I was going through this amazing playlist for SVD by Steve Brunton in youtube. I think I got majority of the concepts but there are some gaps. Let me add a couple of screenshots so that it's easier for me to explain.

He is considering the input matrix X to be a collection of images. So, considering an image is 28x28 pixels, we flatten it to create a 784x1 column vector. So, each column denotes an image, and the rows denote pixel indices. Let's take the dimension of X to be n x m. Now, after computing the economy SVD, if we keep only the first r (<< m) singular values, then the approximation of X is given by

X' = σ1.u1.v1(T) + σ2.u2.v2(T) + ... + σr.ur.vr(T)

I understand that here, we're throwing away information, so the reconstructed images would be pixelated but they would still be of the same dimension (28x28). So, how are we achieving compression here? Is it because instead of storing 784m pixel values, we'll have to store r x (28 (length of each u) + 28 (length of each v)) pixels? Or is there something more to it?

My second question is, if I try to draw an analogy to numerical features, e.g. let's say a housing price dataset, that has 50 features, and 1000 data points. So, our X matrix has dimension 50 x 1000 (each column being a feature vector). In that case, if there are useless features, we'll get << 50 features (maybe 20, or 10... whatever) after applying PCA, right? I'm not able to grasp how that smaller feature vector is derived when we select only the biggest r singular values. Because X and X' have the same dimensions.

Let's have a sample code. The dimensions are reversed because of how sklearn expects it.

pca = PCA(n_components=10)
pca.fit(X)
X_pca = pca.transform(X)
print("original shape:   ", X.shape)      # original shape:    (1000, 50)
print("transformed shape:", X_pca.shape)  # transformed shape: (1000, 10)

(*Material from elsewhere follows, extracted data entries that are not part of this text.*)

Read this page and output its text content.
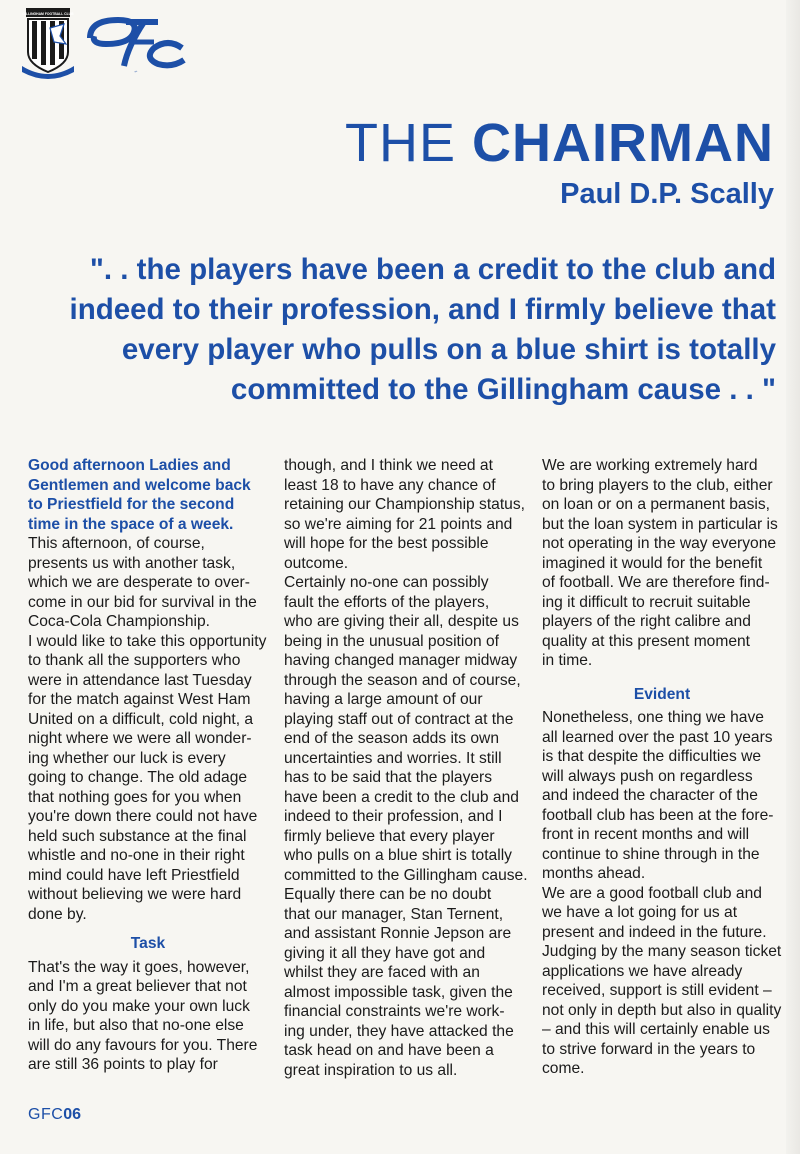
GILLINGHAM FOOTBALL CLUB
gfc
THE CHAIRMAN
Paul D.P. Scally
". . the players have been a credit to the club and
indeed to their profession, and I firmly believe that
every player who pulls on a blue shirt is totally
committed to the Gillingham cause . . "
Good afternoon Ladies and
Gentlemen and welcome back
to Priestfield for the second
time in the space of a week.
This afternoon, of course,
presents us with another task,
which we are desperate to over-
come in our bid for survival in the
Coca-Cola Championship.
I would like to take this opportunity
to thank all the supporters who
were in attendance last Tuesday
for the match against West Ham
United on a difficult, cold night, a
night where we were all wonder-
ing whether our luck is every
going to change. The old adage
that nothing goes for you when
you're down there could not have
held such substance at the final
whistle and no-one in their right
mind could have left Priestfield
without believing we were hard
done by.
Task
That's the way it goes, however,
and I'm a great believer that not
only do you make your own luck
in life, but also that no-one else
will do any favours for you. There
are still 36 points to play for
though, and I think we need at
least 18 to have any chance of
retaining our Championship status,
so we're aiming for 21 points and
will hope for the best possible
outcome.
Certainly no-one can possibly
fault the efforts of the players,
who are giving their all, despite us
being in the unusual position of
having changed manager midway
through the season and of course,
having a large amount of our
playing staff out of contract at the
end of the season adds its own
uncertainties and worries. It still
has to be said that the players
have been a credit to the club and
indeed to their profession, and I
firmly believe that every player
who pulls on a blue shirt is totally
committed to the Gillingham cause.
Equally there can be no doubt
that our manager, Stan Ternent,
and assistant Ronnie Jepson are
giving it all they have got and
whilst they are faced with an
almost impossible task, given the
financial constraints we're work-
ing under, they have attacked the
task head on and have been a
great inspiration to us all.
We are working extremely hard
to bring players to the club, either
on loan or on a permanent basis,
but the loan system in particular is
not operating in the way everyone
imagined it would for the benefit
of football. We are therefore find-
ing it difficult to recruit suitable
players of the right calibre and
quality at this present moment
in time.
Evident
Nonetheless, one thing we have
all learned over the past 10 years
is that despite the difficulties we
will always push on regardless
and indeed the character of the
football club has been at the fore-
front in recent months and will
continue to shine through in the
months ahead.
We are a good football club and
we have a lot going for us at
present and indeed in the future.
Judging by the many season ticket
applications we have already
received, support is still evident –
not only in depth but also in quality
– and this will certainly enable us
to strive forward in the years to
come.
GFC06
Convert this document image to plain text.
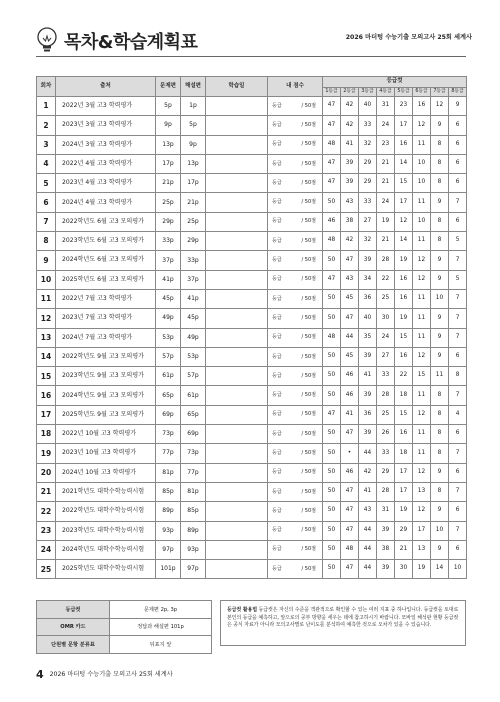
목차&학습계획표	2026 마더텅 수능기출 모의고사 25회 세계사
회차	출처	문제편	해설편	학습일	내 점수	등급컷							
						1등급	2등급	3등급	4등급	5등급	6등급	7등급	8등급
1	2022년 3월 고3 학력평가	5p	1p		등급 / 50점	47	42	40	31	23	16	12	9
2	2023년 3월 고3 학력평가	9p	5p		등급 / 50점	47	42	33	24	17	12	9	6
3	2024년 3월 고3 학력평가	13p	9p		등급 / 50점	48	41	32	23	16	11	8	6
4	2022년 4월 고3 학력평가	17p	13p		등급 / 50점	47	39	29	21	14	10	8	6
5	2023년 4월 고3 학력평가	21p	17p		등급 / 50점	47	39	29	21	15	10	8	6
6	2024년 4월 고3 학력평가	25p	21p		등급 / 50점	50	43	33	24	17	11	9	7
7	2022학년도 6월 고3 모의평가	29p	25p		등급 / 50점	46	38	27	19	12	10	8	6
8	2023학년도 6월 고3 모의평가	33p	29p		등급 / 50점	48	42	32	21	14	11	8	5
9	2024학년도 6월 고3 모의평가	37p	33p		등급 / 50점	50	47	39	28	19	12	9	7
10	2025학년도 6월 고3 모의평가	41p	37p		등급 / 50점	47	43	34	22	16	12	9	5
11	2022년 7월 고3 학력평가	45p	41p		등급 / 50점	50	45	36	25	16	11	10	7
12	2023년 7월 고3 학력평가	49p	45p		등급 / 50점	50	47	40	30	19	11	9	7
13	2024년 7월 고3 학력평가	53p	49p		등급 / 50점	48	44	35	24	15	11	9	7
14	2022학년도 9월 고3 모의평가	57p	53p		등급 / 50점	50	45	39	27	16	12	9	6
15	2023학년도 9월 고3 모의평가	61p	57p		등급 / 50점	50	46	41	33	22	15	11	8
16	2024학년도 9월 고3 모의평가	65p	61p		등급 / 50점	50	46	39	28	18	11	8	7
17	2025학년도 9월 고3 모의평가	69p	65p		등급 / 50점	47	41	36	25	15	12	8	4
18	2022년 10월 고3 학력평가	73p	69p		등급 / 50점	50	47	39	26	16	11	8	6
19	2023년 10월 고3 학력평가	77p	73p		등급 / 50점	50	•	44	33	18	11	8	7
20	2024년 10월 고3 학력평가	81p	77p		등급 / 50점	50	46	42	29	17	12	9	6
21	2021학년도 대학수학능력시험	85p	81p		등급 / 50점	50	47	41	28	17	13	8	7
22	2022학년도 대학수학능력시험	89p	85p		등급 / 50점	50	47	43	31	19	12	9	6
23	2023학년도 대학수학능력시험	93p	89p		등급 / 50점	50	47	44	39	29	17	10	7
24	2024학년도 대학수학능력시험	97p	93p		등급 / 50점	50	48	44	38	21	13	9	6
25	2025학년도 대학수학능력시험	101p	97p		등급 / 50점	50	47	44	39	30	19	14	10
등급컷	문제편 2p, 3p
OMR 카드	정답과 해설편 101p
단원별 문항 분류표	뒤표지 앞
등급컷 활용법 등급컷은 자신의 수준을 객관적으로 확인할 수 있는 여러 지표 중 하나입니다. 등급컷을 토대로 본인의 등급을 예측하고, 앞으로의 공부 방향을 세우는 데에 참고하시기 바랍니다. 모바일 해석판 현황 등급컷은 공식 자료가 아니라 모의고사별로 난이도를 분석하여 예측한 것으로 오차가 있을 수 있습니다.
4 2026 마더텅 수능기출 모의고사 25회 세계사
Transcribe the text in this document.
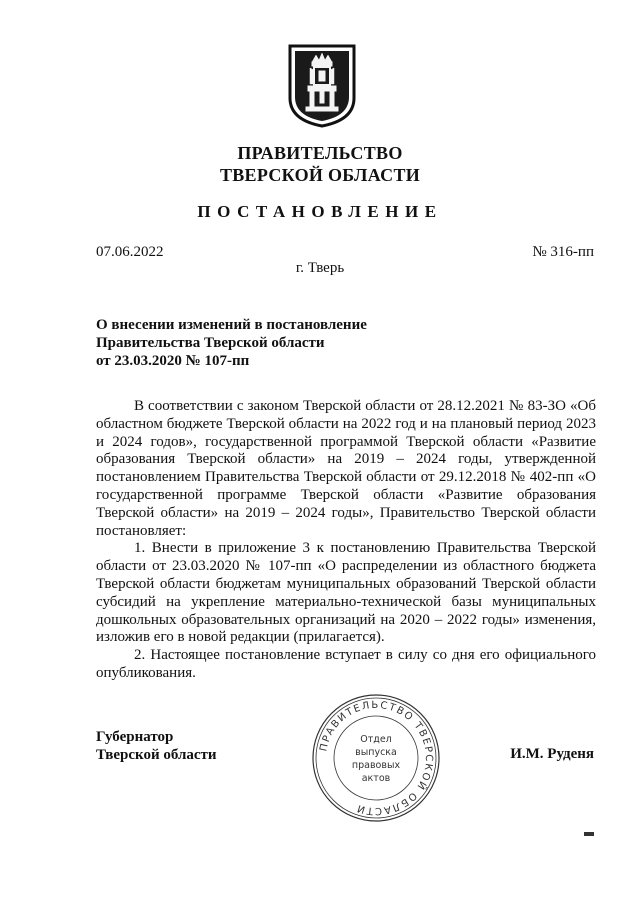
ПРАВИТЕЛЬСТВО
ТВЕРСКОЙ ОБЛАСТИ
ПОСТАНОВЛЕНИЕ
07.06.2022	№ 316-пп
г. Тверь
О внесении изменений в постановление
Правительства Тверской области
от 23.03.2020 № 107-пп

В соответствии с законом Тверской области от 28.12.2021 № 83-ЗО «Об областном бюджете Тверской области на 2022 год и на плановый период 2023 и 2024 годов», государственной программой Тверской области «Развитие образования Тверской области» на 2019 – 2024 годы, утвержденной постановлением Правительства Тверской области от 29.12.2018 № 402-пп «О государственной программе Тверской области «Развитие образования Тверской области» на 2019 – 2024 годы», Правительство Тверской области постановляет:

1. Внести в приложение 3 к постановлению Правительства Тверской области от 23.03.2020 № 107-пп «О распределении из областного бюджета Тверской области бюджетам муниципальных образований Тверской области субсидий на укрепление материально-технической базы муниципальных дошкольных образовательных организаций на 2020 – 2022 годы» изменения, изложив его в новой редакции (прилагается).

2. Настоящее постановление вступает в силу со дня его официального опубликования.

Губернатор
Тверской области	И.М. Руденя
ПРАВИТЕЛЬСТВО ТВЕРСКОЙ ОБЛАСТИ
Отдел
выпуска
правовых
актов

So, how are we going from 50 to 10 here? I get that that in this case there would be 50 U basis vectors. So, even if we choose top r from these 50, the dimensions will still be the same, right? Any help is appreciated.

Answer 1

I've been searching for the answer all over the web, and finally it clicked when I saw this video tutorial. We know X = U x ∑ x V.T. Here, columns of U give us the principal components for the colspace of X. Similarly rows of V.T give us the principal components for the rowspace of X. Since, in pca we tend to represent a feature vector by a row (unlike svd), so we'd select the first r principal components from the matrix V.T.

Let's assume the dimensions of X to be mxn. So, we have m samples each having n features. That gives us the following dimensions for the SVD:

• U: mxm
• ∑: mxn
• V: nxn

Now, if we select only r (<< n) principal components then the projection of X to the r-dimensional space would be given by X.[v1 v2 ... vr]. Here each of v1, v2, ... vr is a column vector. So, the dimension of [v1 v2 ... vr] is nxr. If we now multiply X with this vector we get an nxr matrix, which is nothing but the projection of all the data points to r dimensions.